Growing up in a children's home, though, was often a challenge to me as a young child. My parents were the houseparents. One-on-one time with them was scarce. I was old enough to remember when I didn't have to share them with so many. I missed it. One time, I asked Mother to set my hair so it would look extra special for school photographs the next day, but she didn't have time. I learned to set and style my own hair very young.

Somehow my parents were able to feed us well, but candy and desserts were rare and strictly rationed. We looked forward to special occasions when we received treats: trick or treating at Halloween, the Christmas program at church where we each received a stocking-shaped net bag containing an orange (fresh fruit was a treat in Alaska in the early fifties), a few chocolates, some hard candy, and an assortment of nuts, and my favorite, Easter baskets full of dyed hard-boiled eggs, candy eggs, jelly beans, and chocolate bunnies. Each of us had our own basket of candy to eat as quickly or as slowly as we chose. That was heaven to my sweet tooth.

One Easter Sunday afternoon, a new child came to live in the home unexpectedly. There was no basket prepared for that child. All the candy had been precisely divided among us children. Back then, stores were closed on Sundays.

So, Mother gathered us children around her and explained the situation. She asked each of us to give up a few pieces of our candy to the new child. "I'm not forcing you to do it," she said. "The decision is yours. I want you do to it because you want to."

Without hesitation, my little sister quickly offered up some of her candy. So did the others. But I struggled within myself. I wanted to make the child happy, but I didn't want to give up any of my candy.

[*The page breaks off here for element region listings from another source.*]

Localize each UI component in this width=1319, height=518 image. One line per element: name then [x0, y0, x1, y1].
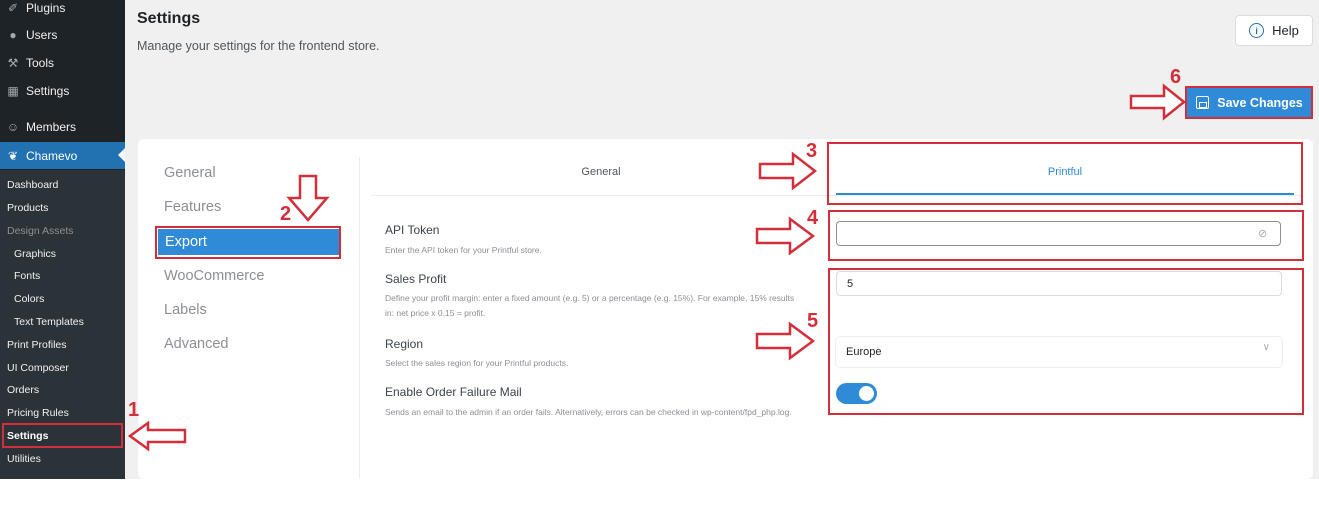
submenu-utilities[interactable]: Utilities — [7, 449, 41, 469]
highlight-box-4 — [828, 210, 1304, 261]
screenshot-root: ✐ Plugins ● Users ⚒ Tools ▦ Settings ☺ M… — [0, 0, 1319, 518]
settings-nav-woocommerce[interactable]: WooCommerce — [164, 263, 264, 289]
highlight-box-1 — [2, 423, 123, 448]
submenu-ui-composer[interactable]: UI Composer — [7, 358, 69, 378]
wrench-icon: ⚒ — [7, 56, 19, 70]
settings-nav-labels[interactable]: Labels — [164, 297, 207, 323]
sales-profit-desc: Define your profit margin: enter a fixed… — [385, 293, 795, 318]
submenu-text-templates[interactable]: Text Templates — [14, 312, 84, 332]
highlight-box-5 — [828, 268, 1304, 415]
sidebar-item-chamevo[interactable]: ❦ Chamevo — [0, 142, 125, 169]
admin-sidebar: ✐ Plugins ● Users ⚒ Tools ▦ Settings ☺ M… — [0, 0, 125, 479]
api-token-label: API Token — [385, 223, 440, 237]
order-failure-mail-label: Enable Order Failure Mail — [385, 385, 522, 399]
page-subtitle: Manage your settings for the frontend st… — [137, 39, 380, 53]
help-button[interactable]: i Help — [1235, 15, 1313, 46]
highlight-box-3 — [827, 142, 1303, 205]
order-failure-mail-desc: Sends an email to the admin if an order … — [385, 407, 792, 417]
submenu-fonts[interactable]: Fonts — [14, 266, 40, 286]
submenu-products[interactable]: Products — [7, 198, 48, 218]
bottom-margin — [0, 479, 1319, 518]
region-desc: Select the sales region for your Printfu… — [385, 358, 569, 368]
highlight-box-2 — [155, 226, 341, 259]
annotation-number-5: 5 — [807, 310, 819, 332]
chamevo-icon: ❦ — [7, 148, 19, 163]
sales-profit-label: Sales Profit — [385, 272, 447, 286]
nav-divider — [359, 157, 360, 479]
api-token-desc: Enter the API token for your Printful st… — [385, 245, 542, 255]
users-icon: ● — [9, 28, 17, 42]
annotation-number-4: 4 — [807, 207, 819, 229]
submenu-design-assets: Design Assets — [7, 225, 74, 237]
submenu-dashboard[interactable]: Dashboard — [7, 175, 58, 195]
info-icon: i — [1249, 23, 1265, 38]
annotation-number-3: 3 — [806, 140, 818, 162]
sidebar-item-tools[interactable]: ⚒ Tools — [0, 50, 125, 76]
sidebar-item-users[interactable]: ● Users — [0, 22, 125, 48]
submenu-orders[interactable]: Orders — [7, 380, 39, 400]
sidebar-item-plugins[interactable]: ✐ Plugins — [0, 0, 125, 21]
tab-general[interactable]: General — [371, 166, 831, 178]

I also felt ashamed of myself. I knew the words of Jesus: "to give is better than to receive." Finally, I added some of my candy to the pile.

That week, an unexpected package arrived from my Philadelphia grandparents. They had sent us several one-pound fruit and creme chocolate covered eggs--special Easter eggs for which Philadelphia was noted. That Easter I learned that you can't out give God.